Of course we differ on what determines modern race engine longevity, but that's ok. Agreeing to disagree makes a good discussion.

As I mentioned before, a Cup engine turns about the same number of revs in anger in a 500 mile race weekend (except for Plate races) as an F1 engine does in a typical race weekend. I believe F1 is going to a two-race engine rule for 2005. When they went from qualifying engines and race engines to the one-engine rule, power really didn't drop...just lap times.

No quarrel that valvetrain in Cup engines is iffy, but recent engine failures seemed to be internal/shortblock, but that could very well be from a dropped valve. Obviously the engine guys aren't telling us or each other. AFAIK, with current technology and extensive Spintron testing, Cup valvetrains are able to live at revs approaching 10,000. That puts the piston speed up over 5400 fpm, which I still think they can't yet survive. Isn't Cup going to a gear rule to limit rpm and "cut costs"? I haven't heard what that rpm limit will be. 9500 would be my first guess.

Didn't NASCAR recently outlaw some metals in the valvetrain?

My $.02

 

I am always amused by the rule changes in racing to "cut costs". They always seem to have the opposite effect.

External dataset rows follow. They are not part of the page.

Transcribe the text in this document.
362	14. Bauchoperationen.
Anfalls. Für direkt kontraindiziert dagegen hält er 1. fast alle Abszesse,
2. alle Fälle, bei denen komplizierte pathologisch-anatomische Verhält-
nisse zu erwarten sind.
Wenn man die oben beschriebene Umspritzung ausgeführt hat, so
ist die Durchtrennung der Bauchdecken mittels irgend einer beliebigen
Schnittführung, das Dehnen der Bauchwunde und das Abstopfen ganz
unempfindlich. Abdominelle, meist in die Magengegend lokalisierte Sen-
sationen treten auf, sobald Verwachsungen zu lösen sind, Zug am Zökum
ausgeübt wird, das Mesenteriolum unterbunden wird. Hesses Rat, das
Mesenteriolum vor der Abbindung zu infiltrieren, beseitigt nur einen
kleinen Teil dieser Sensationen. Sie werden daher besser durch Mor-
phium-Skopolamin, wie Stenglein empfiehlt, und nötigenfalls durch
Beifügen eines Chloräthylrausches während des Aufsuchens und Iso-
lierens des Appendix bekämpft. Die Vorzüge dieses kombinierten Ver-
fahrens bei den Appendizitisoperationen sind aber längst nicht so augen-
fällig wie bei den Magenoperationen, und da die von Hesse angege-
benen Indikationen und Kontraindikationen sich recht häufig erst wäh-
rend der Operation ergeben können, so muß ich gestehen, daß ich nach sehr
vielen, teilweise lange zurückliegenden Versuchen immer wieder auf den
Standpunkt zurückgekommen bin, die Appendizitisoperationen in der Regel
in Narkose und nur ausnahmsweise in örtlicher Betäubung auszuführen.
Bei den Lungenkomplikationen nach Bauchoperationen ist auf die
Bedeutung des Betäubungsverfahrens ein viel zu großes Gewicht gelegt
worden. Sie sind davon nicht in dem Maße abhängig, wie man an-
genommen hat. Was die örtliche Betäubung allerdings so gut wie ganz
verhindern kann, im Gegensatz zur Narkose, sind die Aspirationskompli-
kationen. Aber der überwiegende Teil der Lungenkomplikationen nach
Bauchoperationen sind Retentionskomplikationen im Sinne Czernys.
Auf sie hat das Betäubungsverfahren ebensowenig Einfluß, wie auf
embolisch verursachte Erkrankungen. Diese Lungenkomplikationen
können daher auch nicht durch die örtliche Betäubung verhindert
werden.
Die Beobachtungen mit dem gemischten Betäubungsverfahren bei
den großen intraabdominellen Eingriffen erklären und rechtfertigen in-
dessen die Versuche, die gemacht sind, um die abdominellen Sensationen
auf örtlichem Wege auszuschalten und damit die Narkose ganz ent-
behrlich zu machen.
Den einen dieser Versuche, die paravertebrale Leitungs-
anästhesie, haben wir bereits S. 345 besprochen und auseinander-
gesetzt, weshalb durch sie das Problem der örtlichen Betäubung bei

The only "cheap" racing, even at the amatuer level is a "spec" class. Like Sports 2000 in SCCA racing or even the IRL. But that eliminates the technical interest of most other race classes. I used to race Formula Ford. It was concieved as an inexpensive open wheel racing class by the SCCA. The rules were very restrictive but it was far from cheap. If you didn't have the latest chassis or the hottest new engine, you could forget winning at the National level. If I were to go road racing again, it would be in a "spec" class. Drag racing gets around this with brackets and such. Not a bad idea, but not going as fast as you possibly can somehow seems unilke "racing" to me.

Rich

 

I only am saying that piston speed is not a good indictor of overall longevity or stress as long stroke engines can operate at high pistons speeds in total endurance applications much better or by far than short stroke combinations can. These short stroke engines have good specific power but are extremely short lived as compared to their longer stroke counterparts.

I think now that MMC is also illegal in F1 as is the berylium stuff of any kind. The pistons are all two years old or older but they are all 4 valve reliefs since almost all are 4 valve engines and have been for some time. I know people that work in three F1 manufacturers. They are very trick but mostly just good engineering since they have outlawed so much of the special materials.

At one time they had some crazy pistons in F1 though! I will be at PRI like usual so maybe I can meet you guys there too.

 

Now I'm confused. Are you saying that longer stroke as opposed to shorter stroke is better for power and longevity for endurance (over a million revs) race engines? Why would you choose high piston speed (long stroke) instead of low piston speed (short stroke) for a given rpm? Haven't the high end engines like Cup, Pro Stock and F1 been increasing bore size and shortening strokes for the last 10 years or so, and thereby increasing rpm so that each lb-ft of extra torque produced near the max rpm is more hp? Please explain.

As for F1 materials, I think you are mistaken. Maybe IRL and CART (or whatever it's called now), but not F1. The 2004 F1 Technical specs specify steel or cast iron for the crank and camshafts, and prohibit composite materials using carbon or aramid fiber for pistons, cylinder heads or blocks. MMC doesn't seem to be prohibited.

Engines can have 5 valves. Strange that they don't.